Sections of the Gurschen Glacier (Gurschengletscher), located near the summit of Mount Gemsstock in Andermatt, Switzerland, are now being blanketed with heavy-duty insulating tarps. The peak sits at roughly 9,715 feet, where rising summer temperatures and increased solar radiation have made seasonal melting increasingly severe.
The approach is not new in Switzerland. The Rhône Glacier has been partially covered every summer since 2010 using large white geotextile blankets designed to reduce exposure to sunlight and heat. According to glaciologist David Volken, this method can reduce melting by approximately 50% to 70% in the areas that are covered.
The tarps used on Swiss glaciers are typically made from a dense fleece-like synthetic material. They work by both reflecting solar radiation and insulating the ice beneath, reducing the rate at which snow and ice absorb heat. The coverings are usually installed in spring and remain in place through to autumn, when melt rates are at their peak.
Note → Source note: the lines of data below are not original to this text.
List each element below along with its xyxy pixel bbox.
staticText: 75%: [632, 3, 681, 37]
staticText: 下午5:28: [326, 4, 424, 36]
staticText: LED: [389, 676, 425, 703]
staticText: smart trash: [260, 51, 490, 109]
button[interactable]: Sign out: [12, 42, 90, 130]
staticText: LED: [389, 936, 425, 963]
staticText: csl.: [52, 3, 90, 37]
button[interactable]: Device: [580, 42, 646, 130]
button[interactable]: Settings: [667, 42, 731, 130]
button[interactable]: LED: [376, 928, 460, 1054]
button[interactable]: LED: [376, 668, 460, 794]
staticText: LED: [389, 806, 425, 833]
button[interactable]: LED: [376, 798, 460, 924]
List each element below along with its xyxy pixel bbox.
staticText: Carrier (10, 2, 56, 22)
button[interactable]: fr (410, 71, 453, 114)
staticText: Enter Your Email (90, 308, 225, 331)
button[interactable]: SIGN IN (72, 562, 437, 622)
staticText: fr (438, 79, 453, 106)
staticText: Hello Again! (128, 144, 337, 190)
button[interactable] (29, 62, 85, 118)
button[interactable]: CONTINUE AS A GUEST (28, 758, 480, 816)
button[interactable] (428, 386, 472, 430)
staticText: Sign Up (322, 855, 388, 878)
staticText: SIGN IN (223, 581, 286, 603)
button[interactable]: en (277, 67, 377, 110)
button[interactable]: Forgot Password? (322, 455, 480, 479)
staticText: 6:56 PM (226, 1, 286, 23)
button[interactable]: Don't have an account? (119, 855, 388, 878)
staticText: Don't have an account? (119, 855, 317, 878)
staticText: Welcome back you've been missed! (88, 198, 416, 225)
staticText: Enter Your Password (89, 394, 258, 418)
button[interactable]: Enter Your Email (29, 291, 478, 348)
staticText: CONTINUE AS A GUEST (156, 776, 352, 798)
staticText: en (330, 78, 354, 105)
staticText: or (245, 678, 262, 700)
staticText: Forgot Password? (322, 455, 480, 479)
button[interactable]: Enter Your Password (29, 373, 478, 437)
Matthias Huss, head of the Swiss Glacier Monitoring Network, has described the technique as a useful but limited intervention. The blankets, he explained, “protect the underlying snow and ice from the sunlight” while also providing thermal insulation that slows down melting.
However, Huss has also stressed the fundamental limitation of the method. Only small portions of a glacier can realistically be covered, meaning the approach can never protect an entire ice mass. While it can preserve key areas such as ski infrastructure zones, research sections, or high-value glacier surfaces, it does not stop overall glacier retreat.
“This method will never be able to save our glaciers or counteract the negative consequences of climate change,” he has noted in previous commentary.
The use of tarpaulins on glaciers highlights the growing tension between adaptation and long-term change in the Alps. As Switzerland’s glaciers continue to retreat at an accelerating pace, these interventions are increasingly seen as temporary measures rather than solutions — preserving fragments of ice in places where entire frozen landscapes once existed.